Earth Station Design
Figure 1 shows the preliminary block diagram of the proposed Earth station transmitter which can transmit signals using 3 frequencies 81 GHz, 84.5 GHz and 86 GHz. A fixed pseudorandom bit sequence is generated by the processor which also applies an appropriate rate Turbo code. A software defined radio then performs the required modulation and the digital to analog conversion. These operations are assumed to happen at 1 GHz in the software defined radio and components will be chosen accordingly in this stage. The modulated analog signal is then up converted to an intermediate frequency in the range 31-36 GHz using a VCO that operates within 30-35 GHz. The second stage of up conversion is performed by the use of a 50 GHz PLDRO to bring the signal up to a frequency range of 81-86 GHz. This is then filtered and passed onto a driver amplifier. A klystron is proposed to be used as the high power amplifier because of its capability to put out high output powers in the range of tens of kW[1]. A preliminary analysis of the clear day link budgets for the W band uplink at 86GHz led us to choose such a high power amplifier despite its high cost (see the W band uplink & downlink budgets section for more details).
Figure 1. Preliminary earth station transmitter block diagram
The receiver on the Earth station (as shown in the block diagram in Figure 2) is designed to receive the 71 GHz downlink signal from the satellite transponder and is proposed to have a cryogenically cooled InP HEMT LNA at its front end to reduce the receiver noise temperature to less than 36 K (at a physical temperature of 20 K) [2]. The reason for using cryogenic cooling for the LNAs is also based on our preliminary clear day link budgets for the V band downlink.
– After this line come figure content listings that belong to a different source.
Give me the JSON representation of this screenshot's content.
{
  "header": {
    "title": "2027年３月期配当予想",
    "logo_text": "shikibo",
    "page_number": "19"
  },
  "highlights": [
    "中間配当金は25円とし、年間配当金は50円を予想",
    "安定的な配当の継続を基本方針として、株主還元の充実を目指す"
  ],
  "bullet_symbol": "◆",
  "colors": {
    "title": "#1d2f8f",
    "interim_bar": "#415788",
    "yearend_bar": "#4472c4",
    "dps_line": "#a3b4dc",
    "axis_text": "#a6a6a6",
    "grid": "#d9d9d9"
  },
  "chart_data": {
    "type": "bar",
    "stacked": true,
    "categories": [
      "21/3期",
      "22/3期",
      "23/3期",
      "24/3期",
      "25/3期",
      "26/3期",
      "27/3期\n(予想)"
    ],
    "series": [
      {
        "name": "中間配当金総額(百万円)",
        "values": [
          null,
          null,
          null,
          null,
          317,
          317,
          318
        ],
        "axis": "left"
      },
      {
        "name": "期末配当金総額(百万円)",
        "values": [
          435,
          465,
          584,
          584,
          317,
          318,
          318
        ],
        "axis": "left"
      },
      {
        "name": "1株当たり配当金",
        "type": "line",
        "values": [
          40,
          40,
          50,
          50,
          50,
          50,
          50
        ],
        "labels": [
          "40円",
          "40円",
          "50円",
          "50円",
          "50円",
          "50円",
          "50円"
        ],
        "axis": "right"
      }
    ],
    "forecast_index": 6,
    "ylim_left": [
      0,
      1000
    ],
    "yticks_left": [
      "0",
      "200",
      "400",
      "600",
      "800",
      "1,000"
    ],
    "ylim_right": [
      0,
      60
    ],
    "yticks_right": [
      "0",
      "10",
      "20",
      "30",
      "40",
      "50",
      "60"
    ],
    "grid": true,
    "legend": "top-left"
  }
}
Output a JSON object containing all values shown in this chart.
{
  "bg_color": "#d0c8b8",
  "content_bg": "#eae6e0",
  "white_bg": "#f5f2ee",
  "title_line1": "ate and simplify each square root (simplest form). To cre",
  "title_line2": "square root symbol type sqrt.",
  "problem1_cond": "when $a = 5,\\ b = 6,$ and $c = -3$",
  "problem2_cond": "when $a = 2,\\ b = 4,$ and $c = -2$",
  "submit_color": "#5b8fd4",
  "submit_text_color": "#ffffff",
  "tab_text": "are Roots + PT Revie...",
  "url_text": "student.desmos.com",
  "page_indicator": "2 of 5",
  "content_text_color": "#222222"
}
The limitations on the transmit output power (75W using TWTAs) from the satellite transponder coupled with the high path and atmospheric losses predicted a high system outage probability (see W band uplink & downlink budgets section for more details). Hence, devices that would give us any SNR improvement (although expensive) are proposed to be used. The amplified signal is filtered and is down converted in two stages to bring it down to 1 GHz baseband. Once again, a software defined radio is proposed to be used to demodulate followed by the BER and SNR calculation in the processor. The data is then stored to be used for statistical characterization of the W-band. Plans to integrate this receiver with that of the beacon for optimization will be further investigated in Phase 1.
Figure 2. Preliminary earth station receiver block diagram
References:
[1] R. J. Trew, “High-Frequency Solid-State Electronic Devices,” IEEE Transactions on Electron Devices, vol. 52, no. 5, pp. 638-649, May 2005.
[2] L. Samoska, S. Church, K. Cleary, A. K. Fung, T. Gaier, P. Kangaslahti, R. Lai, J. Lau, X. B. Mei, M. M. Sieth, R. Reeves, and P. Voll, “Cryogenic MMIC low noise amplifiers for W-band and beyond,” inProc. 22nd International Symposium on Space Terahertz Technology, Tucson, AZ, April 2011.